Following the success of preserving historic buildings at Upper Canada Village when the upper St. Lawrence River valley was flooded by the Long Sault Dam, the government of New Brunswick created the King's Landing Historical Settlement to save several buildings which would otherwise have been flooded by the Mactaquac Headpond.

==Lifespan==
The concrete portions of the dam (namely the spill-ways) are currently experiencing a problem of expanding concrete. When built, locally quarried greywacke was used as the aggregate and is responsible for an alkali-aggregate reaction expansion. The dam is being monitored and extra maintenance work is being performed. The maintenance involves an annual cutting of the dam whereby a cutting cable with teeth is run through the entire structure essentially cutting the dam in half. This allows the dam to continue expanding whilst limiting internal stresses on the structure.

The reduced lifespan of the spillway and dam was first brought to the attention of the provincial government in 2000 when projections by NB Power at that time had placed the dam's end-of-life at 2028, instead of the original 100-year lifespan of 2068. NB Power officials would not say at that time how much it would cost, nor when those costs would show up on the utility's accounts.

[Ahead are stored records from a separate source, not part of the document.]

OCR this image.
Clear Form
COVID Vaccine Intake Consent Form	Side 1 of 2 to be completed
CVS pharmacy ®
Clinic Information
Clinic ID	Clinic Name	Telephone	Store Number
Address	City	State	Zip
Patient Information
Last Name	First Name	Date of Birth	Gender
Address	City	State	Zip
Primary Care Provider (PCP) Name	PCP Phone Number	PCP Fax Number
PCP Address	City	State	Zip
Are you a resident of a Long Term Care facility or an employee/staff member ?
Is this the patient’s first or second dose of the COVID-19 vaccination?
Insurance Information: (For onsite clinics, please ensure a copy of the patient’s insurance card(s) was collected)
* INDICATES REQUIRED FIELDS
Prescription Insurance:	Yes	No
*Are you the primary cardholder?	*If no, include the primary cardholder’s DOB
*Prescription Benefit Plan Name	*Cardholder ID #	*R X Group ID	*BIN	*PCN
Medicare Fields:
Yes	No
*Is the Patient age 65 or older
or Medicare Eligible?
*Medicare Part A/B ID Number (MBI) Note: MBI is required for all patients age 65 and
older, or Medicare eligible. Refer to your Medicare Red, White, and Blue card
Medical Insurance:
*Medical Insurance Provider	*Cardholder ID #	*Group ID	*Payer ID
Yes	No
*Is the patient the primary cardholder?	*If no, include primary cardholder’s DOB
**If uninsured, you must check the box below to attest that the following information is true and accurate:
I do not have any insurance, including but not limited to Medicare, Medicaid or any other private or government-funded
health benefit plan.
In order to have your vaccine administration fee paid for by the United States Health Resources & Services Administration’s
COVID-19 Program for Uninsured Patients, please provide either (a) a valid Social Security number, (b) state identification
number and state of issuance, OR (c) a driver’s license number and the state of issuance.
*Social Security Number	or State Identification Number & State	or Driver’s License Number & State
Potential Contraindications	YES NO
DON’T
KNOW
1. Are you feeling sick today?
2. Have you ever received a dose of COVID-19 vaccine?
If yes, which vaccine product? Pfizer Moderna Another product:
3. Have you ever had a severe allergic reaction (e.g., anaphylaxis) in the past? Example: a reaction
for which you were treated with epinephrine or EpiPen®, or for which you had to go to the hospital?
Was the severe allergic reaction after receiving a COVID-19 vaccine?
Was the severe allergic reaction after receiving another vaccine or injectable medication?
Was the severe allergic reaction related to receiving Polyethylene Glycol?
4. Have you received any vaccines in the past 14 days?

On October 1, 2014, NB Power officials presented 3 options for the facility to the provincial utility regulator, the New Brunswick Energy and Utilities Board. A decision will have to be made by 2030 to either restore or decommission as follows:

- Re-power the dam by replacing the spillway and the powerhouse;
- No continued power generation, maintain the headpond by replacing the spillway but not the powerhouse;
- Remove the spillway, powerhouse and earthen dam and restore the river to its original state.

All 3 options have a minimum cost of $2 billion (as of 2014), however, the first option also has an additional cost of $1–3 billion and the third option has not had a complete cost estimate provided.

In December 2016, the utility announced that it would refurbish the plant to extend its useful life back to 2068 at a cost of between $2.8 to $3.6 billion. While some local residents were pleased by the announcement, the Kingsclear Maliseet First Nation, located on the riverbank opposite the dam, were "deeply disappointed".

NB Power entered into a technical assistance agreement with Hydro-Québec on January 10, 2020. The Quebec utility will provide assistance with repairing AAR damage to the concrete structures, reducing the cost of renovating the dam. The agreement also provides the New Brunswick with utility replacement power for the duration of the project.

==Inspiration for arts and culture==
The building of the dam was the inspiration for Riel Nason’s 2011 novel The Town That Drowned, published by Goose Lane Editions. The fictional book, winner of the 2012 Commonwealth Book Prize, is set in the 1960s near Pokiok Falls, where the characters learn their homes will soon be swallowed by the rising water.